Implement a rate limiter at scale
Company: Microsoft
Role: Software Engineer
Category: Coding & Algorithms
Difficulty: medium
Interview Round: Onsite
## Problem
Design and implement a **rate limiter** that enforces request limits per key (e.g., per user ID or API key).
### Requirements
- Implement `allow(key, timestamp)` → returns `true` if the request is allowed, else `false`.
- Support a policy like: **at most N requests per sliding window of W seconds** (you may choose fixed-window vs sliding-window, but state it clearly).
- Handle many distinct keys.
### Follow-up (scale)
How would you adapt the design/implementation if the service must handle **100K QPS**?
Discuss:
- Data structures and time/space complexity
- Concurrency/thread safety
- Distributed deployment (multiple instances) and correctness trade-offs
- Hot-key mitigation and storage choices
### Constraints (assumptions you may make explicit)
- Timestamps are in milliseconds or seconds (choose one).
- Keys are strings.
- Memory is limited; old state should expire.
Quick Answer: This question evaluates understanding of algorithmic and system-level design for per-key rate limiting, including data structures, time/space complexity, concurrency, hot-key mitigation, and distributed deployment in the Coding & Algorithms domain.
Simulate allow(key,timestamp) for a per-key sliding window with at most limit requests in the previous window seconds.
Constraints
- The active window is (timestamp-window, timestamp].
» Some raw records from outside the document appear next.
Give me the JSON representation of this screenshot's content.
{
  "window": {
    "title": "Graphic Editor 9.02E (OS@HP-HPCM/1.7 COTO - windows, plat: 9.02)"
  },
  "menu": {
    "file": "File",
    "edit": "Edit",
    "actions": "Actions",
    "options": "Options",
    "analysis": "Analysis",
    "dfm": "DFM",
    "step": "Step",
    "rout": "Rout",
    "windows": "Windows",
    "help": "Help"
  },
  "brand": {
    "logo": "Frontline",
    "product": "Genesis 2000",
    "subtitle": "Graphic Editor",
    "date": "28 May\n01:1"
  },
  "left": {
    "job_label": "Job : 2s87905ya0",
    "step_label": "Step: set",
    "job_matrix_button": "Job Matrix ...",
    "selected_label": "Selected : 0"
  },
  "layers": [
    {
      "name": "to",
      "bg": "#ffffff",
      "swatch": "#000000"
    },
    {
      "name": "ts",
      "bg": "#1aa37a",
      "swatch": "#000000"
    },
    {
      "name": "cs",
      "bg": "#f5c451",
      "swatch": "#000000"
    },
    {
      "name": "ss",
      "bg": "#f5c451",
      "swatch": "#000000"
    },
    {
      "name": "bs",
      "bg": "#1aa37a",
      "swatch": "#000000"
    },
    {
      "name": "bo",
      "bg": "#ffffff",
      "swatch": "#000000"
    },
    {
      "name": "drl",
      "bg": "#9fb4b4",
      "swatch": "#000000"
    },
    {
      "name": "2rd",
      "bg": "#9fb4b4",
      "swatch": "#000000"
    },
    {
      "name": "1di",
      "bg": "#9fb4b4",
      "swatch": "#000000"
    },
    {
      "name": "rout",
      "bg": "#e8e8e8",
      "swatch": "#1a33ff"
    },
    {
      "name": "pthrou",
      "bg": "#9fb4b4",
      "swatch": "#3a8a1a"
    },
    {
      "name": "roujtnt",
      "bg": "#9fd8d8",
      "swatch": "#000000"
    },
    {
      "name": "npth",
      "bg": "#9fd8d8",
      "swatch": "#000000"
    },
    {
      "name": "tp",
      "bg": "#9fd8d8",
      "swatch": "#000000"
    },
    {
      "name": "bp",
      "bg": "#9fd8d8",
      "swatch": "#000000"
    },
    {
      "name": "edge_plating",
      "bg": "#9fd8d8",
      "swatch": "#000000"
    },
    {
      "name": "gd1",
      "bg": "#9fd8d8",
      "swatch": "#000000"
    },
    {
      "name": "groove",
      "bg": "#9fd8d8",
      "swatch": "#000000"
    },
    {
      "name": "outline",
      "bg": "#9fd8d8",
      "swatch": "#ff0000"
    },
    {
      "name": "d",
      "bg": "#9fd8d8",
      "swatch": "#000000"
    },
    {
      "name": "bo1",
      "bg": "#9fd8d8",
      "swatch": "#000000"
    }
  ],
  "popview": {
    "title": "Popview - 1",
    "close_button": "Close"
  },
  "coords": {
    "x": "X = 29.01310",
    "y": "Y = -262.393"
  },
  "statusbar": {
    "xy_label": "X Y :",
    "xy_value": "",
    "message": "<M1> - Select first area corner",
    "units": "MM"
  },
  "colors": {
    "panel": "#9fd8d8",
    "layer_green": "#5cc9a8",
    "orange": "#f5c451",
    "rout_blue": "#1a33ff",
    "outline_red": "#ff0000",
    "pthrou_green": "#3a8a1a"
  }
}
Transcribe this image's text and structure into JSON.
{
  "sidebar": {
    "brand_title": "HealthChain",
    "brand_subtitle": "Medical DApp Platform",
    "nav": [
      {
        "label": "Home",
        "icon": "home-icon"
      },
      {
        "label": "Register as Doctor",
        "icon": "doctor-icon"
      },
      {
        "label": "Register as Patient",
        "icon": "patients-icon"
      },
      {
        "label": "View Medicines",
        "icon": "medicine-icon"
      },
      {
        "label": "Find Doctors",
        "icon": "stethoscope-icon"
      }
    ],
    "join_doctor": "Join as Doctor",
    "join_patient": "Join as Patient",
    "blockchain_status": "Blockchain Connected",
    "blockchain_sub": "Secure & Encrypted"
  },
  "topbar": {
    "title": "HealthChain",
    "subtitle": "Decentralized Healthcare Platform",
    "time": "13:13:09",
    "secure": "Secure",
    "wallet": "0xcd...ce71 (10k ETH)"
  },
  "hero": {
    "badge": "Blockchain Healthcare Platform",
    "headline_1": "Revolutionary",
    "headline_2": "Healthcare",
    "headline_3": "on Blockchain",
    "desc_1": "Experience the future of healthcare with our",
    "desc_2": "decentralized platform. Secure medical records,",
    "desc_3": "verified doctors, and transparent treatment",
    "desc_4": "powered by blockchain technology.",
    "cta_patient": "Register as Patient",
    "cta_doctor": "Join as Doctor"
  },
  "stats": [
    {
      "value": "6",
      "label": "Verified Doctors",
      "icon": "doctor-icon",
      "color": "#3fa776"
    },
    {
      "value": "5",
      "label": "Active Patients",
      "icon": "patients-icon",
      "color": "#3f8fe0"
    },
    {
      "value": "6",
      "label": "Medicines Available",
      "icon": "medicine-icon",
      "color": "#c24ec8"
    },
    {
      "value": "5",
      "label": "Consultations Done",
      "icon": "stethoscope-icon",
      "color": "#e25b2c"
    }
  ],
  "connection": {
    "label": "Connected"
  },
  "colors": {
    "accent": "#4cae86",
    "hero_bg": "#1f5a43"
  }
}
- Requests are processed in nondecreasing timestamp order per key.
Examples
Input: (2, 10, [["u",1],["u",2],["u",3],["u",12]])
Expected Output: [True, True, False, True]
Explanation: Only two requests per sliding window are allowed.
Input: (1, 5, [["a",1],["b",1],["a",6]])
Expected Output: [True, True, True]
Explanation: Keys have independent state and old timestamps expire.
Hints
- Store recent timestamps in a deque per key.
- Drop timestamps outside the current sliding window before deciding.